Only if your server uses HTTP transport (SSE or Streamable HTTP). In stdio-mode MCP servers, console.log writes to stdout, which is the JSON-RPC wire — any output corrupts the protocol stream and causes the client to fail with a parse error. Use console.error instead, which writes to stderr. Better yet, use pino or winston configured to write to stderr, so the same code works correctly in both transport modes without changes.
How do I view MCP server logs in Claude Desktop?
Claude Desktop captures stderr from MCP server processes and writes it to a log file. On macOS, the log file is at ~/Library/Logs/Claude/mcp-server-<name>.log. On Windows, it's at %APPDATA%\Claude\logs\mcp-server-<name>.log. Tail this file while developing: tail -f ~/Library/Logs/Claude/mcp-server-myserver.log. You can also open the Claude Desktop Developer Tools (Help → Developer Tools on macOS) to see live MCP protocol logs and server stderr output.
Should I log tool arguments in production?
Log argument shape (field names, types, truncated lengths) but not full argument values in production. Tool arguments from an AI model often contain user-provided text that may include PII — emails, names, document content. Log enough to diagnose a problem (which tool was called, whether optional parameters were set, string length) without logging the actual values. For temporary deep debugging, enable LOG_LEVEL=trace for a short window with appropriate access controls.
How do I correlate logs across multiple tool calls from the same agent workflow?
Use the meta.progressToken from the MCP request's extra parameter as a correlation ID — Claude and other clients set this when making tool calls in a workflow context. If the client doesn't set a progress token, generate a UUID per session using crypto.randomUUID() and thread it through tool calls via AsyncLocalStorage. Store the correlation ID in a pino child logger or winston's defaultMeta so it appears on every log line without explicit passing.
How do I filter AliveMCP probe traffic out of my tool call analytics?
The AliveMCP probe sends a tools/list request followed by a call to the alivemcp_sentinel tool (registered automatically when you use the AliveMCP SDK).
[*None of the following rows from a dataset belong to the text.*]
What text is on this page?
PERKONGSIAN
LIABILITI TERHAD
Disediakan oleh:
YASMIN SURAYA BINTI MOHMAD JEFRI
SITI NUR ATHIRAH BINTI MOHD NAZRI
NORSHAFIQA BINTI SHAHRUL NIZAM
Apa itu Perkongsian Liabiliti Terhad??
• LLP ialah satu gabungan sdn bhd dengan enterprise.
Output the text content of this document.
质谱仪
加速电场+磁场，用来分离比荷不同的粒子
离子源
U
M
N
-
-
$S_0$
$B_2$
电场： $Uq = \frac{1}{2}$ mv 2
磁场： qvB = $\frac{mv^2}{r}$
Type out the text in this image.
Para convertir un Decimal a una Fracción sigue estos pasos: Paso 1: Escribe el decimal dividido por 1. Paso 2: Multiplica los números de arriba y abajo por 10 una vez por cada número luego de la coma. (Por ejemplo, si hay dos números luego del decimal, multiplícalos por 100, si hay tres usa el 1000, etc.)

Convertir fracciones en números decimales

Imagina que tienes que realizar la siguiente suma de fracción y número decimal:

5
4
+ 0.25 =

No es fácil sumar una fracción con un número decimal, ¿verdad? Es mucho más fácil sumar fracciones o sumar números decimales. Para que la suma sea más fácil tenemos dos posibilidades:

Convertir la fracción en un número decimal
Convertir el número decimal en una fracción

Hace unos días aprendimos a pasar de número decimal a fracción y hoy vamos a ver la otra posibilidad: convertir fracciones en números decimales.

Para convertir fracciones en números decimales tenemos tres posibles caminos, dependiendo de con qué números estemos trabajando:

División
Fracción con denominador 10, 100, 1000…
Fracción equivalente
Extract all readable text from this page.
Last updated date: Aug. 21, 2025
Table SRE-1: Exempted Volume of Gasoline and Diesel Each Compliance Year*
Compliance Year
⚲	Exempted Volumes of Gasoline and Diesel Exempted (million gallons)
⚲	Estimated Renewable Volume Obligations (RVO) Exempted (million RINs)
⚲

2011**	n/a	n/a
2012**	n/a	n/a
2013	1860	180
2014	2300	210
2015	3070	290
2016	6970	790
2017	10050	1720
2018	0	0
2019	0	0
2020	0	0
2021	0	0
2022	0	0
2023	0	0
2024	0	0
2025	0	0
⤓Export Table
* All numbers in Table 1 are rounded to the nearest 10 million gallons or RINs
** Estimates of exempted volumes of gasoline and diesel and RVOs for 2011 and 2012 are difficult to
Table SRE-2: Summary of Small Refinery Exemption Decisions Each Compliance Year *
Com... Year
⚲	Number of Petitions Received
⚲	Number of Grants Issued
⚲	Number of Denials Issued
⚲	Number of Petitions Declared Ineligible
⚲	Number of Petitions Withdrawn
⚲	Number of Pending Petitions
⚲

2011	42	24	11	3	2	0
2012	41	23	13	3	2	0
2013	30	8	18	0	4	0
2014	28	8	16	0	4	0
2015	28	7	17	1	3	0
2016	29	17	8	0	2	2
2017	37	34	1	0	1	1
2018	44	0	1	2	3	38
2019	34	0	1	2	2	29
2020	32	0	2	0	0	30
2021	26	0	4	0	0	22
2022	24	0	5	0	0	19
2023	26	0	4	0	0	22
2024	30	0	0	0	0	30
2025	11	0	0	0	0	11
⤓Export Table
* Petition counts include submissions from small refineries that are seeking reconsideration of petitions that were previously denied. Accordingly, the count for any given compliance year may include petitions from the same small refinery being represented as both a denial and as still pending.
In your log aggregator or analytics dashboard, filter out entries where tool == "alivemcp_sentinel". Alternatively, tag them as synthetic traffic: in your tool handler, check if args.source === 'alivemcp' and add a synthetic: true field to the log entry. Keep the probe logs — don't discard them — because their duration metrics reveal handler initialization latency.